I have made the following type definition in Solr:

<fieldType name="text_phrase" class="solr.TextField" positionIncrementGap="100">
  <analyzer type="index">
    <tokenizer class="solr.KeywordTokenizerFactory"/>
  </analyzer>
  <analyzer type="query">
    <tokenizer class="solr.WhitespaceTokenizerFactory"/>
  </analyzer>    
</fieldType>

It should index values verbatim (no tokenization).

I add the value "skinny jeans" to my index.

When I run the following search query (url decoded for reading) I get no results:

http://myvm:8983/solr/mycore/select?q=*:*&fq=name:("skinny jeans")&wt=json&indent=true&debugQuery=true

You can see the URL is searching for everything (*:*) with a filter query for the exact value "skinny jeans".

I then add the value "jeans" to my index, and run a similar query with

&fq=name:("jeans")

And I do find the "jeans" element.


So it works for a single word, but not for multiple words.

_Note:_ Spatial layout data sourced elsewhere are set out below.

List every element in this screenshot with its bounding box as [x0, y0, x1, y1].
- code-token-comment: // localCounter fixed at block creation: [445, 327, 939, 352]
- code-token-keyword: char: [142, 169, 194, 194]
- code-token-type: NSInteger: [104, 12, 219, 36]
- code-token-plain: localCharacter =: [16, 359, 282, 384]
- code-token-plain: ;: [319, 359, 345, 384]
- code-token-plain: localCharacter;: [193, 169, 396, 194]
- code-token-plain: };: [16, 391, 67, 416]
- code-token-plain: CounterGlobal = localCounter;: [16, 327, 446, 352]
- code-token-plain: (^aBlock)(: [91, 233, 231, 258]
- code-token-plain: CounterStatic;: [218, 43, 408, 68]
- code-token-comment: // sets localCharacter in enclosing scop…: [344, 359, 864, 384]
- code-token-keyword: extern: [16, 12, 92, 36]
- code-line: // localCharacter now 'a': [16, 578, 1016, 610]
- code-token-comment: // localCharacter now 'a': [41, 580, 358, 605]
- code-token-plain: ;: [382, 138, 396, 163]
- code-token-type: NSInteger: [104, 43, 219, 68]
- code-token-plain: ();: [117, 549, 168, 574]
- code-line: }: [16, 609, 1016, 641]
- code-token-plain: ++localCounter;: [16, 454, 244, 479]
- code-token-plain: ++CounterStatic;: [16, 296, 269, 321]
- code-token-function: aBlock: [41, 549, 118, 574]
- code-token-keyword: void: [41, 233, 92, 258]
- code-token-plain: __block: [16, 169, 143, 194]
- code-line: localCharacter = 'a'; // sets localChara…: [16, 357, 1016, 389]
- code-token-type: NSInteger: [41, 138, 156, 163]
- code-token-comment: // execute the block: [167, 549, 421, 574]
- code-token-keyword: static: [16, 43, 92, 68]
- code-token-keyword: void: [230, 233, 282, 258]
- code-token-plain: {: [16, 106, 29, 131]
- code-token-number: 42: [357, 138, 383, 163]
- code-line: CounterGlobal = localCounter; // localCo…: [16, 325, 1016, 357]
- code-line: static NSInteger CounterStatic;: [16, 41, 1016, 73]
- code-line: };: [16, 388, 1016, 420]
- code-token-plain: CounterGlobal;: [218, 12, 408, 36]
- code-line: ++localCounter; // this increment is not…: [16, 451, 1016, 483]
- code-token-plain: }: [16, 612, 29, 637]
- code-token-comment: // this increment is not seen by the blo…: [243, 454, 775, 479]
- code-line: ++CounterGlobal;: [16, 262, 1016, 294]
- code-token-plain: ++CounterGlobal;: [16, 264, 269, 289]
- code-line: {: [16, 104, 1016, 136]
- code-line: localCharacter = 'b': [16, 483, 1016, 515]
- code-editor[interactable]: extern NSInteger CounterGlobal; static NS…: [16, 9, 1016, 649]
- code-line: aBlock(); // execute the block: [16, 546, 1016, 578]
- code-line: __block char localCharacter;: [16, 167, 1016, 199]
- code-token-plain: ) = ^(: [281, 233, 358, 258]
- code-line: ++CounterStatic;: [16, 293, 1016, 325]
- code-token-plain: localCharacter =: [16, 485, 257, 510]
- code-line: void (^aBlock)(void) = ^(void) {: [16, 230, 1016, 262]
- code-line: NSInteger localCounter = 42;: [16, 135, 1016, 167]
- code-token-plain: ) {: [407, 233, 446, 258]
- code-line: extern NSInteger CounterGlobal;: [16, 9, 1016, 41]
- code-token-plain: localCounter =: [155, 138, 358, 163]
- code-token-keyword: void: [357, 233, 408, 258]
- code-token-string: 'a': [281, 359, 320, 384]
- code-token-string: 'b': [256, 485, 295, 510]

Why would this be? I'm searching for an exact value after all. It makes me suspect that the KeywordTokenizerFactory is doing something odd. Can anyone please advise why no results are being returned from such a basic setup?

Thanks,

回答1:

This is because you are using the KeywordTokenizerFactory for indexing which keeps the word as it is. Does not apply any tokenization or does not create any tokens. But While querying you are using WhitespaceTokenizerFactory which creates tokens for the whitespace.

So KeywordTokenizerFactory will have a token like "skinny jeans" as single token in the index.

WhitespaceTokenizerFactory will create tokens like "skinny", "jeans".

You can see the difference, it wont match. You are searching for "skinny", "jeans" against "skinny jeans".

You need to either change the index tokenizer or the query tokenizer.

If you want to go ahead for the exact match then keep the KeywordTokenizerFactory for both as in tokenizer while indexing and querying as shown below

<fieldType name="text_phrase" class="solr.TextField" positionIncrementGap="100">
  <analyzer type="index">
    <tokenizer class="solr.KeywordTokenizerFactory"/>
  </analyzer>
  <analyzer type="query">
    <tokenizer class="solr.KeywordTokenizerFactory"/>
  </analyzer>    
</fieldType>

You can check the token created while indexing and token created while querying using solr analysis tool.